Across the edition, similar stories emerge from different parts of the world. Some pieces engage with contemporary artists, including an interview with world renowned Tunisian calligrapher Karim Jabbari, articles by Palestinian jewellery designer Mai Zarkawi and Egyptian academic Balsam Abdul Rahman Saleh. Others explore artistic traditions shaped by migration, diaspora and local cultural histories.

Muslim History Month III highlights how artistic expression remains embedded in everyday life. From neighbourhood cultural initiatives, architectural marvels, discussions on the Bihari Script Quran in Dallas Museum, to devotional performances, these practices reveal how creativity continues to shape the social and spiritual landscapes of Muslim communities.

They also illustrate the diversity within Muslim cultural production. Muslim societies are far from monolithic, and neither are their artistic traditions.

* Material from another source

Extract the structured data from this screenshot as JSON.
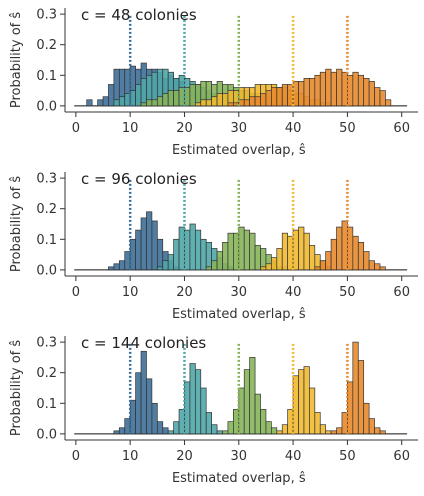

At a time when public discourse frequently reduces Muslims to political headlines or security narratives, these stories offer an important counterpoint. They remind us that Muslim histories are also histories of creativity, scholarship, craftsperson-ship and cultural exchange.

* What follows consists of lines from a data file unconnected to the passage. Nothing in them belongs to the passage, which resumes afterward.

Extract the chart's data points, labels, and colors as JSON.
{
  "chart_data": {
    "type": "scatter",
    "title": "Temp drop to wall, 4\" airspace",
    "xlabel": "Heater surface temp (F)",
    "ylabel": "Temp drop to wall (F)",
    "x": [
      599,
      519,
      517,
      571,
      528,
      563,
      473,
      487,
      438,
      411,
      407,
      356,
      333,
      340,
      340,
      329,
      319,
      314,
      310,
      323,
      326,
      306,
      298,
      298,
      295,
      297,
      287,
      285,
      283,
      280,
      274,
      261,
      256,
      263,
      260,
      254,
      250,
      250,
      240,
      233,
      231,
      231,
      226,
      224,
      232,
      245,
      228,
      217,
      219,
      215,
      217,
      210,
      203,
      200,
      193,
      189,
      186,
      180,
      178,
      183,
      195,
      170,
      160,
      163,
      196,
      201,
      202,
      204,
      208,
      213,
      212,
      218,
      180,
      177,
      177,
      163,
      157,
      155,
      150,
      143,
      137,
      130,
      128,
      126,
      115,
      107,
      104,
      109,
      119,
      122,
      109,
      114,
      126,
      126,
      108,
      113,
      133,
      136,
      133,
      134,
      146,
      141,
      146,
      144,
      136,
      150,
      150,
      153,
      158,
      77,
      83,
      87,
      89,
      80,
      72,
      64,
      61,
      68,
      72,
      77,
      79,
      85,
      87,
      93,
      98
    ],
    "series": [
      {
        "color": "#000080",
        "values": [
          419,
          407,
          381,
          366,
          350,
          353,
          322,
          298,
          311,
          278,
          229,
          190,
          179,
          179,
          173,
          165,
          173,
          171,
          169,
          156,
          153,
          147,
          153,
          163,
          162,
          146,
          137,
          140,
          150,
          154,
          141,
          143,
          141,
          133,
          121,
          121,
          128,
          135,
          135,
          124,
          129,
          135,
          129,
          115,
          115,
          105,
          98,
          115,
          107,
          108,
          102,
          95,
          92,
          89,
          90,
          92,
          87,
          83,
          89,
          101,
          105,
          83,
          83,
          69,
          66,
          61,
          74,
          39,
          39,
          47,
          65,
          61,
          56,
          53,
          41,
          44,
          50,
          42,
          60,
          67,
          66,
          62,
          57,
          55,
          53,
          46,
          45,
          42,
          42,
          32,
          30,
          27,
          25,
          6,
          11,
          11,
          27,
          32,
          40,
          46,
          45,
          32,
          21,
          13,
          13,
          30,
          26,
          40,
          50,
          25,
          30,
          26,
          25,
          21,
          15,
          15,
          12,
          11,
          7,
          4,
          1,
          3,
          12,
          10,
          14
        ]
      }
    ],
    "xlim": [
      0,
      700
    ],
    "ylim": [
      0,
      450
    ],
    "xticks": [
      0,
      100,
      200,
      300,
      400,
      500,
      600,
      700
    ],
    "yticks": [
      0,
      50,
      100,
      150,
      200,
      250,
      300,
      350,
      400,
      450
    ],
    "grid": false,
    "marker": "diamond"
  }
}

Documenting these histories is itself an act of preservation. History, and for that matter the present that remains unwritten, are easily forgotten or misrepresented. When communities claim authority to narrate their own pasts and present, they challenge the structures that have historically excluded them from broader cultural narratives. Therefore, Muslim History Month, then, is not only about looking back. It is also about shaping how Muslim histories will be understood in the future.

As Rima Barakat’s reflection from Beirut reminds us, even in times marked by war and uncertainty, cultural production persists. For many communities, it is precisely through artistic endurance that survival itself is measured.

Beyond the stereotypes and headlines that dominate public discourse lies a far richer narrative, one shaped by art, architecture, memory and the collective imagination of communities determined to tell their own stories.

Mariya Salim is co-founder of Zariya. She is a Human Rights activist and an international SGBV expert based in Delhi India.